A Decade of This.

I live for vibrant nights with comfortable friends.
I have learned that nature and a good book can cure anything.
I know that life is a marvelous and strange thing.
I really do believe that if you are a good person then good things come.
I think that self-growth is the only real purpose in life.
Lets argue philosophy.
Lets learn each other.
There is a meaning to everything.
We are never meant to know it.
But entangled we can come just one inch closer.

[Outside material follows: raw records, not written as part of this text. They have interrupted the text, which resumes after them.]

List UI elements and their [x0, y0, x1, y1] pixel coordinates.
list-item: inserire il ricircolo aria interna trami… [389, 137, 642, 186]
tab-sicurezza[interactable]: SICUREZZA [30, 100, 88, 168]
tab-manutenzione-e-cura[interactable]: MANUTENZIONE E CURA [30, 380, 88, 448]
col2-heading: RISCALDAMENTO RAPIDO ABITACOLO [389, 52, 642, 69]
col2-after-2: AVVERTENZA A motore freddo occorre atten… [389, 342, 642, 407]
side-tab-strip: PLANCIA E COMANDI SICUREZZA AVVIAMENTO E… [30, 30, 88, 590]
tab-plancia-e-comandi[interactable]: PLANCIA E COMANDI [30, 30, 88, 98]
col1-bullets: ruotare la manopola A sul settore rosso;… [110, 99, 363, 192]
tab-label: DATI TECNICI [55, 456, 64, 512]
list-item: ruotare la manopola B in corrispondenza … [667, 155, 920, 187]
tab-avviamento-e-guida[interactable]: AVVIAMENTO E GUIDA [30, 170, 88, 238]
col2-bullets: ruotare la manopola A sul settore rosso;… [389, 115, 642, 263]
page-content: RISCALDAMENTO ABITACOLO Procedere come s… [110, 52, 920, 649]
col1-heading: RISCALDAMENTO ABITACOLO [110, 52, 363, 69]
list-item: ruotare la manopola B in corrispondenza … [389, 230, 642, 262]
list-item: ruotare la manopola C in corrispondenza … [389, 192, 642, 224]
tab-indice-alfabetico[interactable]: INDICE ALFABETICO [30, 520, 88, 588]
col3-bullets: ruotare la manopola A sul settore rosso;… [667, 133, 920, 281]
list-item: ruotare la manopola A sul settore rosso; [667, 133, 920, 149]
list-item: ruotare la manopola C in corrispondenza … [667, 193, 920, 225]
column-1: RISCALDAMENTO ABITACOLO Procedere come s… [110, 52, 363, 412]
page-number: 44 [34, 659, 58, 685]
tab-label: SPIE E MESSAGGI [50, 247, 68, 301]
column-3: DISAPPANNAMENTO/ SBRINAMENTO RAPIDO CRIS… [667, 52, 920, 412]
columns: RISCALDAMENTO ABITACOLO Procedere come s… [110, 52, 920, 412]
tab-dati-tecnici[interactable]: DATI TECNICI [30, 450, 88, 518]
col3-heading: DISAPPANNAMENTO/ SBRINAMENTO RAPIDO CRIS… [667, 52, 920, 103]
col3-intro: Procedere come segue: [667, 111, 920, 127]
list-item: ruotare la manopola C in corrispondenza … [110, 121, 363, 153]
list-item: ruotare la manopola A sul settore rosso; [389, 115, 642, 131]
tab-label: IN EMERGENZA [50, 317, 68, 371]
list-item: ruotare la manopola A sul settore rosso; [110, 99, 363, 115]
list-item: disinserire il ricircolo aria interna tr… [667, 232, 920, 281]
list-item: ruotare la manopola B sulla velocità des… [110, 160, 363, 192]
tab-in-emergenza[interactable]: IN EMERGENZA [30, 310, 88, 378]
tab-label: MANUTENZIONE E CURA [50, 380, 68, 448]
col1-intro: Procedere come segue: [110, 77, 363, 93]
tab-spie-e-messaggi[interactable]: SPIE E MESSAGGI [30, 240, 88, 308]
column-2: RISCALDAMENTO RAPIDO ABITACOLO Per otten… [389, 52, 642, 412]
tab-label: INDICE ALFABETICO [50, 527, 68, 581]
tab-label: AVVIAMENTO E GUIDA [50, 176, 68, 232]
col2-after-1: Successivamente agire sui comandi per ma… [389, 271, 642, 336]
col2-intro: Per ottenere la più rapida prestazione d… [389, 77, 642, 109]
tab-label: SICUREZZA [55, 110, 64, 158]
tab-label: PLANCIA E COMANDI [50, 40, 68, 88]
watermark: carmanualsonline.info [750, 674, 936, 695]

I have no time for frivolity.
I can be obsessive
Sensitive
Naive
I can also be too smart for my own good.
I have a tendency to cut and run.
It’s all I’ve ever known
And nowhere ever feels like home.
I’m aggravatingly curious
Sometimes blatantly self-destructive.
I don’t know what I’m looking for
But I know I won’t ever stop.

I forgive as quickly as I lose my temper.
I constantly second guess myself.
I waver between loving and loathing humanity.
I’m either going to love you too much
Or not at all.
I get shy sometimes.
I also get crazy.
I believe there is beauty in madness.
And so much to be learned in sadness.
But I’m thankful for every moment I’ve been alive
And all those who have molded me along the way
Even the fleeting ones
Because yes, I’m hard to get close to.
I’m constantly being reminded of that.
If things are worth anything they take time.
I’m tired of apologizing for who I am.

I’m just not going to do it anymore.